Si vous regardez ceci comme très-présomptueux, je renoncerai à ces beautés du printemps de la vie, pour ne m'attacher qu'aux qualités de tous les temps, dont le charme durable a le pouvoir d'effacer les rides, et de métamorphoser les cheveux blancs en boucles de jais. Vous réunissez ce double mérite, Madame; et par tout où j'ai entendu prononcer votre nom, j'ai vu qu'on vous l'accordoit généralement: je ne me souviens pas même qu'on ait jamais accompagné votre éloge d'aucune de ces espèces de mais, que l'envie sait placer à propos pour jeter du louche sur ce qu'il y a de plus parfait.

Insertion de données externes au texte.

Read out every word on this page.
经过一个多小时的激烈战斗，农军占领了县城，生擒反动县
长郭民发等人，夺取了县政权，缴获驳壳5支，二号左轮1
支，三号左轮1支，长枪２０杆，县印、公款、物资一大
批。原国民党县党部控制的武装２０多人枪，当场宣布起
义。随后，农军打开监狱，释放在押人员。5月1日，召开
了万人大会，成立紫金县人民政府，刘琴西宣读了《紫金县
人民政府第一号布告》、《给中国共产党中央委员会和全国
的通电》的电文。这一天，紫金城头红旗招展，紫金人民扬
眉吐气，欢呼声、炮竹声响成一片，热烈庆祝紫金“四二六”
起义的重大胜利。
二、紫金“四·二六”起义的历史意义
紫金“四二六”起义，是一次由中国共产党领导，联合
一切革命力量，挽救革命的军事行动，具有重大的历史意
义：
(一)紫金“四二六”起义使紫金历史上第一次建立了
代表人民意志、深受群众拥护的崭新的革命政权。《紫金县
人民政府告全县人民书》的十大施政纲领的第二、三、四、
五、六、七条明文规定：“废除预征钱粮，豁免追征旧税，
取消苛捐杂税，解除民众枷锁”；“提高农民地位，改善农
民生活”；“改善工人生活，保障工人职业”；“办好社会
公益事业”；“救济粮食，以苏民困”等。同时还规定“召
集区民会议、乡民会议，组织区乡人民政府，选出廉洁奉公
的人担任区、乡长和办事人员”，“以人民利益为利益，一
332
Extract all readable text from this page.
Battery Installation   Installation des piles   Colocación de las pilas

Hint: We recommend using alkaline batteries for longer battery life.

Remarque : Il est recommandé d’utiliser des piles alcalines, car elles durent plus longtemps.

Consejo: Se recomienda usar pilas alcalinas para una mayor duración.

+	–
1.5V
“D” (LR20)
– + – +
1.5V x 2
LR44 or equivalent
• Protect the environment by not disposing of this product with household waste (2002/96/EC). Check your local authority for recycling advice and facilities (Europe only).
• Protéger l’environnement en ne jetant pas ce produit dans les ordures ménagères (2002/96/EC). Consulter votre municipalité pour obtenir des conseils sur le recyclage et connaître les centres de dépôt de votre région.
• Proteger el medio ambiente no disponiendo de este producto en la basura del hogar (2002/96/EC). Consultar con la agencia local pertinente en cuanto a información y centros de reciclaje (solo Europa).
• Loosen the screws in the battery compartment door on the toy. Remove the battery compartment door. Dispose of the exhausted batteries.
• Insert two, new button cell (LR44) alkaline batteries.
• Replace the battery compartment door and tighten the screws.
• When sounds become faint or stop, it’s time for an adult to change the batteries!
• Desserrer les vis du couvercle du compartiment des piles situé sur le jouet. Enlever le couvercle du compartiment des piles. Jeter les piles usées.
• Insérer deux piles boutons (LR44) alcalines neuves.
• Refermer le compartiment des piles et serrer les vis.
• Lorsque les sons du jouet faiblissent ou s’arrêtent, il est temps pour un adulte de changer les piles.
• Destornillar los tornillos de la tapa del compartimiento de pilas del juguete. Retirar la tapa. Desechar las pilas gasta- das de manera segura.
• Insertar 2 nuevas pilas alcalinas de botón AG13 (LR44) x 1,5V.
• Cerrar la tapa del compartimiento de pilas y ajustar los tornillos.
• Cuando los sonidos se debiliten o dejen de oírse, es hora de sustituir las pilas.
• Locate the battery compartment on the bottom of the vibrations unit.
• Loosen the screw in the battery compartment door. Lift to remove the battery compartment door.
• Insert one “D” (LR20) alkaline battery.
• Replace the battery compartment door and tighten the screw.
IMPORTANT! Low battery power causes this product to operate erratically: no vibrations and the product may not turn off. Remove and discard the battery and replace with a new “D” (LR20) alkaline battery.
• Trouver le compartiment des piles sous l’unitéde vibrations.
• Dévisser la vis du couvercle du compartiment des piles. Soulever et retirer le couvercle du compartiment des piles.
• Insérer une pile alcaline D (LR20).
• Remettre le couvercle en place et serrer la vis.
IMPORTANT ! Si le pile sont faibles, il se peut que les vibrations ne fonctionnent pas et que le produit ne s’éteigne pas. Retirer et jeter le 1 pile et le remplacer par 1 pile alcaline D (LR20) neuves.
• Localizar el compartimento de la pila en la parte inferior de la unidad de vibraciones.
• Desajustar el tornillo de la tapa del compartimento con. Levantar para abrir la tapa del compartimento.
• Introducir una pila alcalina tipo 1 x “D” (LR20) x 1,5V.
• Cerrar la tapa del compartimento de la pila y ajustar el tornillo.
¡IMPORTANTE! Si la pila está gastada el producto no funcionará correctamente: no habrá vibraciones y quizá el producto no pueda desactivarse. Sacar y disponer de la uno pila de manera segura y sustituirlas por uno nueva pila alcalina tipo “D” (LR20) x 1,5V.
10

Mais tandis que, par une sorte de miracle, vous subjuguez l'envie, et la forcez à vous respecter,—il est possible que quelquefois vous encouragiez involontairement ses attaques sur d'autres.—Pour ma part, rien n'est plus certain; on est jaloux de moi jusqu'à la vengeance, quand on sait la manière gracieuse dont vous avez accueilli ma demande: mais, en pareille occasion, l'envie, loin de flétrir mes lauriers, ne fait qu'y ajouter un nouveau lustre:—c'est une cicatrice glorieuse dont je suis aussi fier qu'un héros patriote peut l'être de la sienne.

Mais, pour me renfermer dans mon sujet,—Souffrez, Madame, que je vous remercie le plus cordialement de m'avoir permis de solliciter l'honneur de votre protection,—car je n'entreprendrai point de vous remercier de me l'avoir accordée; c'est une chose qui n'est pas en mon pouvoir: mes lèvres et ma plume regardent comme impossible de rendre tout ce que mon cœur sent en pareille occasion.—Peut-être un jour quelqu'un de la famille de Shandy sera-t-il assez éloquent pour vous offrir un hommage qui ne peut dans ce moment trouver d'expression équivalente à son énergie: telle est la position,

Du plus fidelle, du plus obéissant et du plus humble de vos serviteurs, etc.